Mark Casey, a project manager for Royal HaskoningDHV said: “The successful implementation of this pilot project will generate future opportunities for river and floodplain improvement works.
“The Environment Agency, OART and others plan for further improvement works in other catchments and the lessons learnt regarding the funding, appraisal, design, consultation, construction and ecological successes of this project will be invaluable for other catchment improvements.”
The project was highly commended in the Sustainability and Environmental Management category of the ICE Awards in July 2013. These represent the highest honour for civil engineering excellence, and in this instance recognise the best civil engineering projects across South East England, according to their ability to deliver a real benefit to society through the knowledge, skills and professional expertise of civil engineers.

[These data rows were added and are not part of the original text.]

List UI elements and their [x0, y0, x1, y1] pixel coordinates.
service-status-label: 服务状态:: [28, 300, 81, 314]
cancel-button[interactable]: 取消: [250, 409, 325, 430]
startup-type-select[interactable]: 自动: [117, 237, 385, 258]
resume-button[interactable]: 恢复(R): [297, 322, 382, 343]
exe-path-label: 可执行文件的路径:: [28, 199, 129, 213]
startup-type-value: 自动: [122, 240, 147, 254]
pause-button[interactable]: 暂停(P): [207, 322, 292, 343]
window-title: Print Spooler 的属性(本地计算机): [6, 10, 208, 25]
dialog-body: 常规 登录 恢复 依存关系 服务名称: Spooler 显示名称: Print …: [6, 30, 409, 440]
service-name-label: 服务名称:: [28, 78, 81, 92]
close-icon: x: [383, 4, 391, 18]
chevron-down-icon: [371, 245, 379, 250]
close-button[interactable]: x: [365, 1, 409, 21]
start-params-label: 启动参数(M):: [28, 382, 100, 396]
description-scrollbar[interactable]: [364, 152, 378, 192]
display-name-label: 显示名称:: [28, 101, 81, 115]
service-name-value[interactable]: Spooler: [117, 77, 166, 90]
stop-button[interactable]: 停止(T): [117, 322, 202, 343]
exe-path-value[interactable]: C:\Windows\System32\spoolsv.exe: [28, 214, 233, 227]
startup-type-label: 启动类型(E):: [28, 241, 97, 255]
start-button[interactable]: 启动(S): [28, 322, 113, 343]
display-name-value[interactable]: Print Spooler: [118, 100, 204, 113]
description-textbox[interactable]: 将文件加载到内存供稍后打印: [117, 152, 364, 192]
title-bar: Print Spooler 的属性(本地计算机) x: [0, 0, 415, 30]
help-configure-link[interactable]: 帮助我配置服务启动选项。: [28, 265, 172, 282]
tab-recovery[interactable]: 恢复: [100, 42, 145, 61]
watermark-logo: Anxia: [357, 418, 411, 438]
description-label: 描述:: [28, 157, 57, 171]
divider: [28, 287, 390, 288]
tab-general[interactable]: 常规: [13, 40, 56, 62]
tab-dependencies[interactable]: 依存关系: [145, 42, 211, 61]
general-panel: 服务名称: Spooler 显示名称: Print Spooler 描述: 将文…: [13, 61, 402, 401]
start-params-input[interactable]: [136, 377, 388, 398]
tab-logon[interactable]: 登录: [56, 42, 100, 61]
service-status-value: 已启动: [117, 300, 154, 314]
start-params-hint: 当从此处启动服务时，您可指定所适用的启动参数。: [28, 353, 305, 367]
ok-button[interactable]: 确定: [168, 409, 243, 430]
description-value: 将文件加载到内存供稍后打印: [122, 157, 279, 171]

MORPH received a second award in the Professional category of the Wild Trout Trust Conservation Awards in October 2013. A conservation charity, the Wild Trout Trust focuses on practical work to improve trout habitat across the UK and Ireland, and the awards celebrate the efforts, skills and ingenuity of projects carried out by professionals and grass roots voluntary organisations.
The Judges report said: “The project incorporated a strong ethos of pre-project consultation (with responsive adaptations to feedback) and diligent engagement initiatives. Clever cost controls by rescheduling and redistribution of asset deployment between parallel ongoing projects were also achieved in the face of inhospitable weather conditions during the works. A thorough understanding of river processes, key impacts and winning the support and acceptance from local stakeholders were all crucial factors in this project.”